When (Not If) Containers Misbehave

In my previous article, Fargate + Lambda are better together, I introduced the concept of a hybrid architecture where I can route traffic between ECS Fargate and Lambda based on real-time conditions.

The most common argument I know about is:

Why not just use containers for everything?

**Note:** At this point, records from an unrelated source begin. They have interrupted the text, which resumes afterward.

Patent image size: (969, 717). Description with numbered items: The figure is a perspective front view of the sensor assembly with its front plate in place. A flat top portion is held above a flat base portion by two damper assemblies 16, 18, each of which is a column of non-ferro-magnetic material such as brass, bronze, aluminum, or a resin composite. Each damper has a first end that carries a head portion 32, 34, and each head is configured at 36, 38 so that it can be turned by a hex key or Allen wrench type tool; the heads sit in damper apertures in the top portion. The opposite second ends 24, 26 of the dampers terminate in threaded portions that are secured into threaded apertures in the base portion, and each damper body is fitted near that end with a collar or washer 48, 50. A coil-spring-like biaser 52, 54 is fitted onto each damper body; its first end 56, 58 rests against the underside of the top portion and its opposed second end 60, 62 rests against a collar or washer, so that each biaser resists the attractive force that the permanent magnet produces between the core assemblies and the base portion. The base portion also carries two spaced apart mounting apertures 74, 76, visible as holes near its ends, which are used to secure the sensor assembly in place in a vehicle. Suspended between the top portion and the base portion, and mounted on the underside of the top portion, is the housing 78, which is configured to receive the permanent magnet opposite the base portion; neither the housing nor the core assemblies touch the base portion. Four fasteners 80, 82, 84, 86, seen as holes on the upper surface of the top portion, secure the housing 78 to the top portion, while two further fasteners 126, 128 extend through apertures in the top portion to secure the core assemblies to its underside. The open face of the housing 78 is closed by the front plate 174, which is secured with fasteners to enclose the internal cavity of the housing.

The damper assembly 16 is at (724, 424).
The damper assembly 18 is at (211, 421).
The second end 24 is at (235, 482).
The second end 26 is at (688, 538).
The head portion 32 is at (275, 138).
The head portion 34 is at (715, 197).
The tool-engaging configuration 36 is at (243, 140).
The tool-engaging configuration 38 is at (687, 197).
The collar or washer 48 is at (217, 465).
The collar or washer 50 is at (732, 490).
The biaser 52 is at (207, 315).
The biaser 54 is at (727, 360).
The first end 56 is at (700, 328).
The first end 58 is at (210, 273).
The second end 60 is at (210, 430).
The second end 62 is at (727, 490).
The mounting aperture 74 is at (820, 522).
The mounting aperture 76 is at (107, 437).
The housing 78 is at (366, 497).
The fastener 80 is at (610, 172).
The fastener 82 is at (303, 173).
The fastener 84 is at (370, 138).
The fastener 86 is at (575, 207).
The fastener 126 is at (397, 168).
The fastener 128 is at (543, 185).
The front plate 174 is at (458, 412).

In this article, I try to explain why the "containers are cheaper" is an oversimplification.

The Hidden Cost Equation

Before I go into details, let's address the costs (hopefully I did the calculation correctly):

Assuming typical production capacity:

Daily capacity: ~2M requests/day per task
Monthly capacity: ~60M requests/month per task

Monthly Cost Comparison:

Monthly Requests	Tasks Needed	Lambda Cost	Fargate Cost	Winner
1M	1	$2,17	$56,92	Lambda 96% cheaper
10M	1	$21,67	$56,92	Lambda 62% cheaper
25M	1	$54,17	$56,92	Lambda 5% cheaper
50M	1	$108,33	$56,92	Fargate 47% cheaper
65M	2	$140,83	$113,84	Fargate 19% cheaper
100M	2	$216,67	$113,84	Fargate 47% cheaper
130M	3	$281,67	$170,76	Fargate 39% cheaper

Daily Cost Comparison:

Daily Requests	Tasks Needed	Lambda Cost	Fargate Cost	Winner
1M	1	$2,17	$1,90	Fargate 12% cheaper
10M	5	$21,67	$9,50	Fargate 56% cheaper
25M	12	$54,17	$22,80	Fargate 58% cheaper
50M	24	$108,33	$45,60	Fargate 58% cheaper
65M	31	$140,83	$58,90	Fargate 58% cheaper
100M	47	$216,67	$89,30	Fargate 59% cheaper
130M	61	$281,67	$115,90	Fargate 59% cheaper

The tables show that containers become cheaper around 50M requests/month or over 1M requests daily.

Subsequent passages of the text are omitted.